Once the Super Bowl was over, the Wikipedia page went back to about thirty edits a month.
Lastly, let’s look at Tom Petty, February 3, 2008.
Like the others, there are hundreds of edits all made quickly. Most were helpful edits such as adding commas and making the grammar clearer. Then there was some vandalism where someone called him a “douchebag” and when that was reverted seconds later, they tried again calling him a “really big douchebag” and someone in all caps wrote “SMALL PENIS REDNECK COMMIE,” which was reverted within a minute. And again, “MAKING THE SUPERBOWL STINK COMMIE LIB SMALL PENIS.” Here is an entertaining one: “he was also one cool cat and he ate some pies while he was in a relationship y a know.”
At 17:11 we find the edit that Mr. Diamond talked about. Made by ISP 18.104.22.168. At 17:12, the edit was reverted by someone named Trichotomous.
What I suspect is that Mr. Diamond was watching the Super Bowl with millions of others around the world, and thought “hmmm, how old is Tom Petty now?,” clicked on his Wikipedia page, and just happened to see the page that had the vandalism on it. If he had looked a minute before or a minute after, he would not have seen that specific vandalism. This was a snapshot of a moment in time.
Here is an interesting statistic. Mr. Diamond wasn’t alone in looking at Tom Petty’s Wikipedia page that day. Normally, the Tom Petty page receives 4,000 views a day. But on this specific day the same page received 263,656 views. Trolls know this, and are more likely to vandalize when they know the page is at its peak of popularity. It is possible that a Wikipedia editor could ask for a lock on editing for a day to keep trolls off. But Wikipedia does not like to do this. They know that the page will be reverted quickly when vandalism happens. They really don’t want to keep the page from receiving good changes also.

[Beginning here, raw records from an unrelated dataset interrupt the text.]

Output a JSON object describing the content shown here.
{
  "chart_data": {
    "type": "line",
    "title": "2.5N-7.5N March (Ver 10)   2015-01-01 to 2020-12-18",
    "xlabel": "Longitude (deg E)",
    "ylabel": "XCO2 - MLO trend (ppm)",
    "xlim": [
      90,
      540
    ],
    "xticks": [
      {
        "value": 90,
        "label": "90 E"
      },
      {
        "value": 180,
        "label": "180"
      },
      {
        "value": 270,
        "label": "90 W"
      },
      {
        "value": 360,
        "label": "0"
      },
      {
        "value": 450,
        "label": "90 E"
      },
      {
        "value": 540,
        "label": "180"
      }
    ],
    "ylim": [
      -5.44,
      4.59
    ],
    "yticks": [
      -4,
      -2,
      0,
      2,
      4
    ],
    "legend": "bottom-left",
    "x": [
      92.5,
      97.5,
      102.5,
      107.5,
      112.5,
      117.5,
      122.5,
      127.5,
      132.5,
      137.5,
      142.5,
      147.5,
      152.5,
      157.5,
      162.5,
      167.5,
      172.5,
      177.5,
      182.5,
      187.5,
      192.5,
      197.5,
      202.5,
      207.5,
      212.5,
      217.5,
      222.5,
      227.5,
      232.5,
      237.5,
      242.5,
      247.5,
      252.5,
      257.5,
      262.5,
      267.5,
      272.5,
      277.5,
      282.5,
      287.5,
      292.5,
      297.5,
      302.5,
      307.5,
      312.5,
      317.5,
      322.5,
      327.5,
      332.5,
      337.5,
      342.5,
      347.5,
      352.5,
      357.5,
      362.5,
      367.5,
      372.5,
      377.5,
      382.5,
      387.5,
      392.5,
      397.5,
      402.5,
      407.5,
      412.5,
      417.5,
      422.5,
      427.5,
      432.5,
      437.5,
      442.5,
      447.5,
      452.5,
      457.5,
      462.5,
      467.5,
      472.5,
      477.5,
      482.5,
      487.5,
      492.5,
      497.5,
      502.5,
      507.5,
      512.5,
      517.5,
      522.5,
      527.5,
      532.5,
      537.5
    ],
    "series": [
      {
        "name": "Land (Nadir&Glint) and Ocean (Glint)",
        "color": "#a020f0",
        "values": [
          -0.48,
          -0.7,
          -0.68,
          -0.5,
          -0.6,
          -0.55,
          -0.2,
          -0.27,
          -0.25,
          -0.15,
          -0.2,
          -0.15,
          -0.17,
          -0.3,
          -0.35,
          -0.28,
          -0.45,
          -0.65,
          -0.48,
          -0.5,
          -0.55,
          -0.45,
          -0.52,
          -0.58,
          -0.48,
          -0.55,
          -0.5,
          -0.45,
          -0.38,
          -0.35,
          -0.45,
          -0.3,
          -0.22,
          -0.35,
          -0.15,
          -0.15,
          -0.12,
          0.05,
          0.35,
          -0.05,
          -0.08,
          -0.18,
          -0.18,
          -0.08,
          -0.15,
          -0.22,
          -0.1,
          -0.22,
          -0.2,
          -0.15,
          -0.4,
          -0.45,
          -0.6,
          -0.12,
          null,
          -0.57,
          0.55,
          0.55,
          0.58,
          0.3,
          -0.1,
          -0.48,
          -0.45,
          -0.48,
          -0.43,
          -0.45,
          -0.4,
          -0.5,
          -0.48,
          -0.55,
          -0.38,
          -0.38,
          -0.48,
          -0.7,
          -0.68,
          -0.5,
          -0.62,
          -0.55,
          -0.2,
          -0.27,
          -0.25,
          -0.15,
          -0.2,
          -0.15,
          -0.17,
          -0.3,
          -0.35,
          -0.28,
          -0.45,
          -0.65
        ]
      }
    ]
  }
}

The way this all works is that editors put Wikipedia pages that interest them on their personal watchlist. And then anytime there is a change to that specific Wikipedia page they will see it on their watchlist. If it is vandalism, then it takes two clicks to revert it. Only seconds.
Also, robots (bots) troll Wikipedia looking for vandalism. Each bot has its own special purpose, maybe looking for the word “jerk” that is submitted as the only addition to the page. The way bots work is fascinating, and this article talks about how the bots are deleting each other’s edits. This is something we really need to be talking more about as we get closer to self-driving cars and artificial intelligence.
So, for those of you interested in helping out Wikipedia and keeping it clean, I suggest this article written by Tim Farley, who inspired me to start editing Wikipedia.
To sum up Tim’s article: If you see vandalism, hit the edit (some say edit source) tab on the top left side of the Wikipedia page. You will probably be looking at code. Find the vandalism on the page and delete it. Go to the bottom of the page and leave a reason why you are making this edit. It can be as simple as “removing vandalism” and then click save. Lastly, pat yourself on the back.
Really, there is little to repairing vandalism on Wikipedia. You really can’t break anything. If you do something wrong, then someone will come along and fix it. Depending on how popular the Wikipedia page is, the edit might sit there unchanged for days or weeks. So, when you see it, fix it.
Thank you, Mr. Diamond, for your letter. It was fun to investigate.